On 9 March 1285, Khan Muhammad was killed in battle while fighting Mongols who were invading the Sultanate. Khusrow wrote two elegies in grief of his death.
After Balban’s death in 1287, his grandson Muiz ud-Din Qaiqabad, Bughra Khan’s son, was made the Sultan of Delhi at the age of 17.
Khusrow remained in Qaiqabad’s service for two years, from 1287 to 1288. In 1288 Khusrow finished his first masnavi, Qiran us-Sa’dain (Meeting of the Two Auspicious Stars), which was about Bughra Khan meeting his son Muiz ud-Din Qaiqabad after a long enmity.
A Turko-Afghan named Jalal ud-Din Firuz Khalji then marched on Delhi, killed Qaiqabad and became next Sultan.
Jalal ud-Din Firuz Khalji appreciated poetry and invited many poets to his court. The sultan gave Khusro the title of “Amir”.
He was given the job of “Mushaf-dar”. Court life made Khusrow focus more on his literary works.

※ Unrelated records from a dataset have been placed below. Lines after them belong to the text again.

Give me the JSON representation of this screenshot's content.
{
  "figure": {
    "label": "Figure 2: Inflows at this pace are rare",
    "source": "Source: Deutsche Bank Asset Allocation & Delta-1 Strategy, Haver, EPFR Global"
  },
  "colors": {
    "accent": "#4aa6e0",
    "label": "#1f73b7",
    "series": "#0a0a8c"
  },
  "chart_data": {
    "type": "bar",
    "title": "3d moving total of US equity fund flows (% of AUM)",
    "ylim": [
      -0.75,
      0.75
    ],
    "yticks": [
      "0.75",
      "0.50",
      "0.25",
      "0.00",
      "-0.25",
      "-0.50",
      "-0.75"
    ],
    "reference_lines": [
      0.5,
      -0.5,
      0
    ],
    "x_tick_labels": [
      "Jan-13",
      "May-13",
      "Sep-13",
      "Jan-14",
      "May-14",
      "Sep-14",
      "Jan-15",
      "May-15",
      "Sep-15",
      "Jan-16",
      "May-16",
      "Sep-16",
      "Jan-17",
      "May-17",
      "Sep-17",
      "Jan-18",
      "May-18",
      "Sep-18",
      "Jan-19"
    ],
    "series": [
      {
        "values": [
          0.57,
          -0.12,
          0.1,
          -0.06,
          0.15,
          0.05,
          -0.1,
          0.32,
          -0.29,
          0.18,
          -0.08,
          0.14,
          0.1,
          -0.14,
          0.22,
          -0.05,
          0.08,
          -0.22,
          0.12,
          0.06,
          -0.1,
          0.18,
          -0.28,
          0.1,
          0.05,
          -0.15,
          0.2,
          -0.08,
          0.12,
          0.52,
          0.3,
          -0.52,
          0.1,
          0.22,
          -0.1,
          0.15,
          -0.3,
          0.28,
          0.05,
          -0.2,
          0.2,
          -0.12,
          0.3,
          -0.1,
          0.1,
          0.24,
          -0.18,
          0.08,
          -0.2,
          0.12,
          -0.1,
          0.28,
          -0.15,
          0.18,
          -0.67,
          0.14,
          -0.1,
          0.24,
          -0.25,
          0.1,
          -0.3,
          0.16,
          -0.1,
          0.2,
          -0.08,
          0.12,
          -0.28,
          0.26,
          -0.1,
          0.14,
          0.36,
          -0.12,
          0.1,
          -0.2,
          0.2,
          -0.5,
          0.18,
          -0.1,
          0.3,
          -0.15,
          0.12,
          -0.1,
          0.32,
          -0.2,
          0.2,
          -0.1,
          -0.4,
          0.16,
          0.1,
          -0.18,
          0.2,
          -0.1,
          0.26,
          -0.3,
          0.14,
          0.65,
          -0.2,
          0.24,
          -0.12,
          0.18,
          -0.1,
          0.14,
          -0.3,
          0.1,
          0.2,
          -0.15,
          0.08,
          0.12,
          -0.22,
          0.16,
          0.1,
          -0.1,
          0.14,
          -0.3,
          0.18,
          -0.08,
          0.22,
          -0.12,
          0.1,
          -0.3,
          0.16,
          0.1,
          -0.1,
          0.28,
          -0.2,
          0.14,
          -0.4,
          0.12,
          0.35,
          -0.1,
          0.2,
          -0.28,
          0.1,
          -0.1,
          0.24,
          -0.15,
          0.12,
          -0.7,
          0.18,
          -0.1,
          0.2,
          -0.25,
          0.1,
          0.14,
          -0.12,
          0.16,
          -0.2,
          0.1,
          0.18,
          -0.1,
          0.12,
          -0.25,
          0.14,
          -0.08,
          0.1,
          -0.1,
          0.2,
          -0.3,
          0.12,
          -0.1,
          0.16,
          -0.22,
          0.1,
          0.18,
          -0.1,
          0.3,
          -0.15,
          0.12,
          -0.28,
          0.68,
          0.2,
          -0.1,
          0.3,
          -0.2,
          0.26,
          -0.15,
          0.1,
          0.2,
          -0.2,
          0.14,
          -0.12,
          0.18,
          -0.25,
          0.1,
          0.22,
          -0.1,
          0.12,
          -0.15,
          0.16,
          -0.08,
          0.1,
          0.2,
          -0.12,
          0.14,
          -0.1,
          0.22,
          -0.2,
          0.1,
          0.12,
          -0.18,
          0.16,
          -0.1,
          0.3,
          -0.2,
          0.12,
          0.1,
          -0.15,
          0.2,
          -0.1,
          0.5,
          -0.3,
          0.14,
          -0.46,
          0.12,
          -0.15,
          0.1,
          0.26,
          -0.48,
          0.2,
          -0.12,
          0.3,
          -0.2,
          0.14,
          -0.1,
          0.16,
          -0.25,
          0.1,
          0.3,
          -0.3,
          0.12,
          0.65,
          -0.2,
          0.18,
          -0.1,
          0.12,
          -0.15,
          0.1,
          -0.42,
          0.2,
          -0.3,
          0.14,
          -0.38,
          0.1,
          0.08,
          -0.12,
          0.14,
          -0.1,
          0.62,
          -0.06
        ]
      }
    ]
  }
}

Khusrow’s ghazals which he composed in quick succession were set to music and were sung by singing girls every night before the Sultan.
Amir Khusrau Under Sultan Ala-ud-Din Khalji
After Jalal ud-Din Firuz, Ala ud-Din Khalji ascended to the throne of Delhi in 1296. Khusrow wrote the Khaza’in ul-Futuh (The Treasures of Victory) recording Ala ud-Din’s construction works, wars and administrative services.
In 1300, when Khusrow was 47 years old, his mother and brother died.
Alauddin Khalji took him along in his famous Chittor expedition, which he undertook in 1303 to capture the queen of Chittor, Rani Padmini.
In 1310 Khusrow became close to a Sufi saint of the Chishti Order, Nizamuddin Auliya.
Later Khusrow completed the romantic masnavi Duval Rani – Khizr Khan (Duval Rani and Khizr Khan), about the marriage of the Vaghela princess Duval Rani to Khizr Khan, one of Ala ud-Din Khalji’s sons in 1315.
In 1321 Khusrow began to write a historic masnavi named Tughlaq Nama (Book of the Tughlaqs) about the reign of next sultan Ghiyath al-Din Tughlaq and that of other Tughlaq rulers.
Khusrow died in October 1325, six months after the death of Nizamuddin Auliya. Khusrow’s tomb is next to that of his spiritual master in the Nizamuddin Dargah in Delhi. A few weeks before his death he compiled Nihayat ul-Kamaal (The Zenith of Perfection).
Style of Poetry
As a composer, Khusrau used the local dialects of Khadi Boli, Braj Bhasha and Hindawi, as well as the court languages like Persian, Arbaic and Turkish.
Khusrau had a great command over languages and was always careful about his audience. For the masses he would select the local dialects like Hindawi or Braj Bhasha, but for the court he would select Persian. He believed in the equality of all religions and cultures.
The famous Sufi saint Hazrat Nizamuddin Auliya has great influence on Khusrau. He contributed immensely to the evolution of various cultural elements of the time including Sufi music and Qawwali.